Ter begeleiding van de drie pilootprojecten is ook een Stuurgroep in het leven geroepen, waarin ook verschillende vertegenwoordigers vanuit justitie zetelen. Zij kunnen er dus over waken dat doorheen het hele zorgproces ook de rechten van de slachtoffers en de nodige politiële en justitiële waarborgen bewaakt blijven.

Zowel binnen de pilootprojecten zelf als binnen de stuurgroepen wordt tijdens de proeffase verder gereflecteerd omtrent de noodzakelijke samenwerkingen tussen Justitie, Volksgezondheid en de diensten van de Gemeenschappen.

Justitie is van bij de reflectie over de totstandkoming en het prille begin van deze pilootprojecten actief geconsulteerd en betrokken partij geweest en geeft hier de volle steun aan en werkt mee aan de verdere opvolging.
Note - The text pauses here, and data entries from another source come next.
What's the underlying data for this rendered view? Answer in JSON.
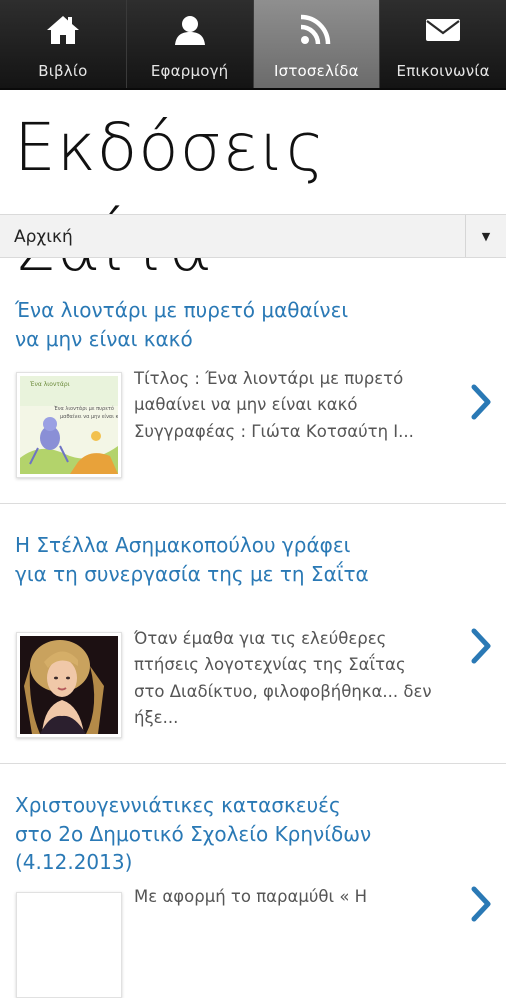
{
  "tabs": [
    {
      "label": "Βιβλίο",
      "icon": "home-icon",
      "active": false
    },
    {
      "label": "Εφαρμογή",
      "icon": "user-icon",
      "active": false
    },
    {
      "label": "Ιστοσελίδα",
      "icon": "rss-icon",
      "active": true
    },
    {
      "label": "Επικοινωνία",
      "icon": "mail-icon",
      "active": false
    }
  ],
  "logo_text": "Εκδόσεις Σαΐτα",
  "nav_select": {
    "value": "Αρχική"
  },
  "articles": [
    {
      "title": "Ένα λιοντάρι με πυρετό μαθαίνει να μην είναι κακό",
      "excerpt": "Τίτλος : Ένα λιοντάρι με πυρετό μαθαίνει να μην είναι κακό Συγγραφέας : Γιώτα Κοτσαύτη Ι...",
      "thumb_text": "Ένα λιοντάρι με πυρετό"
    },
    {
      "title": "Η Στέλλα Ασημακοπούλου γράφει για τη συνεργασία της με τη Σαΐτα",
      "excerpt": "Όταν έμαθα για τις ελεύθερες πτήσεις λογοτεχνίας της Σαΐτας στο Διαδίκτυο, φιλοφοβήθηκα... δεν ήξε...",
      "thumb_text": ""
    },
    {
      "title": "Χριστουγεννιάτικες κατασκευές στο 2ο Δημοτικό Σχολείο Κρηνίδων (4.12.2013)",
      "excerpt": "Με αφορμή το παραμύθι « Η",
      "thumb_text": ""
    }
  ],
  "colors": {
    "link": "#2a79b5",
    "chevron": "#2a79b5",
    "tab_active": "#7a7a7a"
  }
}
Er wordt gehoopt dat via deze zorgcentra de drempel voor de slachtoffers om zich te laten verzorgen, sporen te laten afnemen en uiteindelijk klacht in te dienen, zal verlagen.

Tegelijkertijd kan het een stap in de goede richting betekenen als slachtoffers deze stap ook sneller zullen zetten en aldus voldoende snel een forensisch onderzoek en een (audiovisueel) verhoor zullen ondergaan, waardoor hopelijk ook de opsporing en de vervolging van de dader(s) van hogere kwaliteit zal kunnen zijn. Op dit moment worden immers nog te veel verkrachtingszaken geseponeerd wegens een gebrek aan bewijsmateriaal of wegens het niet kunnen opsporen van de dader(s).